For Content Platforms

  1. Verify Contributors: Strengthen identity verification for Wikipedia, Reddit, etc.
  2. Temporal Analysis: Flag recently added content matching trending queries
  3. Content Provenance: Track and display content sources

For Users

  1. Cross-Reference Information: Don't rely solely on RAG-generated answers
  2. Check Sources: Verify the provenance of retrieved documents
  3. Be Skeptical: Especially for controversial or commercial topics

Limitations and Future Work

Current Limitations

  1. White-Box Assumption: Requires access to retriever model weights
  2. Query Distribution: "Knows-Nothing" still assumes some query distribution knowledge
  3. Detection Arms Race: Defenses can be evaded with adaptive attacks

Future Directions

  1. Black-Box Attacks: Transfer attacks across different retrievers
  2. Multimodal Poisoning: Extending to image and video retrieval
  3. Robust Retriever Training: Developing adversarially robust embedding models
  4. Detection Methods: Beyond perplexity and L2-norm analysis

Conclusion

GASLITE demonstrates that dense embedding-based retrieval systems are fundamentally vulnerable to data poisoning attacks.

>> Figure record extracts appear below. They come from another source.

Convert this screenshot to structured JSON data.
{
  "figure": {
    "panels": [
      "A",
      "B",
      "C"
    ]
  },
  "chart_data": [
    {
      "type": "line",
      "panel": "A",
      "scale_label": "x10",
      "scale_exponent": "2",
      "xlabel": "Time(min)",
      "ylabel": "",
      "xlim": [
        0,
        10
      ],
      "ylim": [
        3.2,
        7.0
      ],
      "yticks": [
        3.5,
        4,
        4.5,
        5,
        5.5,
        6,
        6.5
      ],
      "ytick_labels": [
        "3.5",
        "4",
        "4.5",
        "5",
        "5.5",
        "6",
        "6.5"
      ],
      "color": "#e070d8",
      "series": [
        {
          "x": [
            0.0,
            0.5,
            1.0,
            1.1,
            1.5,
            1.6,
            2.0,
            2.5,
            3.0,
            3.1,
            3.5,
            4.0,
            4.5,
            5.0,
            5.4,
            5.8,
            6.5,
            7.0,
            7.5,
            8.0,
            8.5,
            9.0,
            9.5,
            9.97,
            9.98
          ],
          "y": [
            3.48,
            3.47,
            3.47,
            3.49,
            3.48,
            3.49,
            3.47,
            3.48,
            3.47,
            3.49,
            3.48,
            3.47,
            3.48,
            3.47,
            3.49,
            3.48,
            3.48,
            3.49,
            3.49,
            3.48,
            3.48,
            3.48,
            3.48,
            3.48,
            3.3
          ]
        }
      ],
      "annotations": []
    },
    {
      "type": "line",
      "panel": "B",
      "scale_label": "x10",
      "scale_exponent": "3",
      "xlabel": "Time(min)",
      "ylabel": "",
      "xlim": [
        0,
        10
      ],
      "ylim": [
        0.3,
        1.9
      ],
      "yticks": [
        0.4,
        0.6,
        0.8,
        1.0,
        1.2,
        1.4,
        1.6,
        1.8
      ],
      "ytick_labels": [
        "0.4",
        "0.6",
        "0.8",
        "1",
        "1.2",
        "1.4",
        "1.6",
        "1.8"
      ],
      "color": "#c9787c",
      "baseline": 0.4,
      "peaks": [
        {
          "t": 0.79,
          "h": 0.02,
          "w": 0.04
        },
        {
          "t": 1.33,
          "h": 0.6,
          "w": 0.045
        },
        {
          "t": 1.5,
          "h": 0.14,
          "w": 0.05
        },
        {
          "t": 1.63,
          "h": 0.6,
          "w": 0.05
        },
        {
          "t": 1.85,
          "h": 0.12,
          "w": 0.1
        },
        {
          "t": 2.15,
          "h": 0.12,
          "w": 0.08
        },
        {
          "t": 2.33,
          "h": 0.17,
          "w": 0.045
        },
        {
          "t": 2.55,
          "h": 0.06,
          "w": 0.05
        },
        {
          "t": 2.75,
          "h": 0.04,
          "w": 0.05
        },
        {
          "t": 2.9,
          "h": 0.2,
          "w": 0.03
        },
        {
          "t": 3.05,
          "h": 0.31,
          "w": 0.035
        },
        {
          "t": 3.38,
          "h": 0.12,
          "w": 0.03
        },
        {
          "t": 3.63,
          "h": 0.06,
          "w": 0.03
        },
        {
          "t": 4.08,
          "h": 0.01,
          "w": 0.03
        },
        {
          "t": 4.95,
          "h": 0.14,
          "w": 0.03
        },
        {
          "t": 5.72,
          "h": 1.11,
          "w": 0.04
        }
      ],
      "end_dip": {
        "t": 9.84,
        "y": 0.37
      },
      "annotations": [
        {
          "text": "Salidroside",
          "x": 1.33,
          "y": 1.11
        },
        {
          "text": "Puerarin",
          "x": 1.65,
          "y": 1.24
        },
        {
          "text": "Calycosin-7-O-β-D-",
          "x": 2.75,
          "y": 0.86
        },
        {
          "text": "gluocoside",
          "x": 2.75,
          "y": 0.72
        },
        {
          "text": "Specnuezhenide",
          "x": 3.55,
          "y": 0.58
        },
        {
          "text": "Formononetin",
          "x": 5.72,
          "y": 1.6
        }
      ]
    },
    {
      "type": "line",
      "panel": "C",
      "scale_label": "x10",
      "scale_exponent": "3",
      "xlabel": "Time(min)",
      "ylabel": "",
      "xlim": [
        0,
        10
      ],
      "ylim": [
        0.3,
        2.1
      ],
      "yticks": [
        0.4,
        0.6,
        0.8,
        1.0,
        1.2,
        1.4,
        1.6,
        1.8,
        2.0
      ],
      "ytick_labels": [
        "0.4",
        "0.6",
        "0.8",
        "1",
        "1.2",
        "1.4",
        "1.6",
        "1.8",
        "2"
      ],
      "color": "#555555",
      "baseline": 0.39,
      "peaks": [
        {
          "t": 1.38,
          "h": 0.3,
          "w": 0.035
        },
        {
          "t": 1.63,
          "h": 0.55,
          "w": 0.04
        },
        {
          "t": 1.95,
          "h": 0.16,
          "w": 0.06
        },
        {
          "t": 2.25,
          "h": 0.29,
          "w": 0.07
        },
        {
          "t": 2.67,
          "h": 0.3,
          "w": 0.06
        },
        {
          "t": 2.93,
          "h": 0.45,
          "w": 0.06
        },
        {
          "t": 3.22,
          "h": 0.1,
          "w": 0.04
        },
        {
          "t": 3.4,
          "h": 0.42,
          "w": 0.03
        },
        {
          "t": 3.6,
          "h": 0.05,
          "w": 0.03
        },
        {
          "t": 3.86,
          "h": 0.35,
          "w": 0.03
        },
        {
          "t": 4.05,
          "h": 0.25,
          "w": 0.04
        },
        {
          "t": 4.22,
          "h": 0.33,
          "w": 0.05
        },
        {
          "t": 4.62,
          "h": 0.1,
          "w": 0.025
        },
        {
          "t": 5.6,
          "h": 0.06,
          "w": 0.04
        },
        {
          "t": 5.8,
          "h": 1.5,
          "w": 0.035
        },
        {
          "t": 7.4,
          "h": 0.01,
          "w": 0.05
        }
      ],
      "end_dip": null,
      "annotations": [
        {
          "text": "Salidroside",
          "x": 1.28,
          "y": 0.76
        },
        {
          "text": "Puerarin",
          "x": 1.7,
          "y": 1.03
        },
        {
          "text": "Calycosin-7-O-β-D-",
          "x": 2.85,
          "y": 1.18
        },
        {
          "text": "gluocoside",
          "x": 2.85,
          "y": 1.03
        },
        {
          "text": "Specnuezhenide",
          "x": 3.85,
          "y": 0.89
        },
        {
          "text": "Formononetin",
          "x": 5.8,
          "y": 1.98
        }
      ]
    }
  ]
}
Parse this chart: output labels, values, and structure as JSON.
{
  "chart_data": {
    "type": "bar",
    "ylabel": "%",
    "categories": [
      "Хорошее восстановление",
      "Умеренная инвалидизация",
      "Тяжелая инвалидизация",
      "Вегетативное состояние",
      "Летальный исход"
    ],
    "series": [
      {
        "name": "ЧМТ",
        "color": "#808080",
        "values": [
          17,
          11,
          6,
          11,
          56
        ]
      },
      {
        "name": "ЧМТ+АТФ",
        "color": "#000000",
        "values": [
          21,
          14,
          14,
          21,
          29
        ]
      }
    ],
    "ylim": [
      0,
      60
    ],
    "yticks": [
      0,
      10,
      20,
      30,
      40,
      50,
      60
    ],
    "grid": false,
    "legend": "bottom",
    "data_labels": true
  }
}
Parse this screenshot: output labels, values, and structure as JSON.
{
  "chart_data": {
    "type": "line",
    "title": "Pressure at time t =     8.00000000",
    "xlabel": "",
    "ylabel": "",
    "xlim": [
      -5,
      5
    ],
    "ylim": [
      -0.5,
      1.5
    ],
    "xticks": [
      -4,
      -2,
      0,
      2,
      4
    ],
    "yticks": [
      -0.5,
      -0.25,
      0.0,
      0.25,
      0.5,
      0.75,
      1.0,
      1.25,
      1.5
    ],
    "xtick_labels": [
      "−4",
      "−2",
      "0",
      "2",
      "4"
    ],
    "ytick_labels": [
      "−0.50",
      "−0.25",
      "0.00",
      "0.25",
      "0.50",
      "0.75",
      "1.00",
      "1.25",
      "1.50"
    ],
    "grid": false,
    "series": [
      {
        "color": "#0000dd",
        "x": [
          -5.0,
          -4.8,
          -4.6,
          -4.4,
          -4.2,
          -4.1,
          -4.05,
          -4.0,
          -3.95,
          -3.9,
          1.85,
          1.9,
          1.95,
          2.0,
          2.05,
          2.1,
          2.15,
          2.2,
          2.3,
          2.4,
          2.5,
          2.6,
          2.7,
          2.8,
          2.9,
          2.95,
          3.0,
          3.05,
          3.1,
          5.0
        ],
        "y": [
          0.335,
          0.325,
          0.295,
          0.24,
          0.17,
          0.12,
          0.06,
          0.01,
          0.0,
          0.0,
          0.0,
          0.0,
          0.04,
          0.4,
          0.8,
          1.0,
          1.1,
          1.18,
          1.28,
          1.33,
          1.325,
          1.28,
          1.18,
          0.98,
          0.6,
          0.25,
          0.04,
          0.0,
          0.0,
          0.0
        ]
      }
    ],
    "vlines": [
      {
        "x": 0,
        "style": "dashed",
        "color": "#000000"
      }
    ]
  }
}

By crafting adversarial passages that position themselves at the semantic "center" of target queries, attackers can manipulate search results with minimal corpus contamination—as little as 0.001%.

The implications extend beyond academic interest:

  • Misinformation: Poisoned RAG systems could spread false information at scale
  • Commercial Manipulation: SEO-style attacks on AI-powered search
  • Security Concerns: Attackers could influence decision-support systems

As RAG becomes ubiquitous—powering everything from customer service to medical advice—the need for robust retrieval systems becomes critical. GASLITE serves both as a warning and a benchmark for developing more resilient information retrieval architectures.


Reference: Ben-Tov et al., "GASLITEing the Retrieval: Exploring Vulnerabilities in Dense Embedding-based Search," ACM Conference on Computer and Communications Security (CCS), 2025.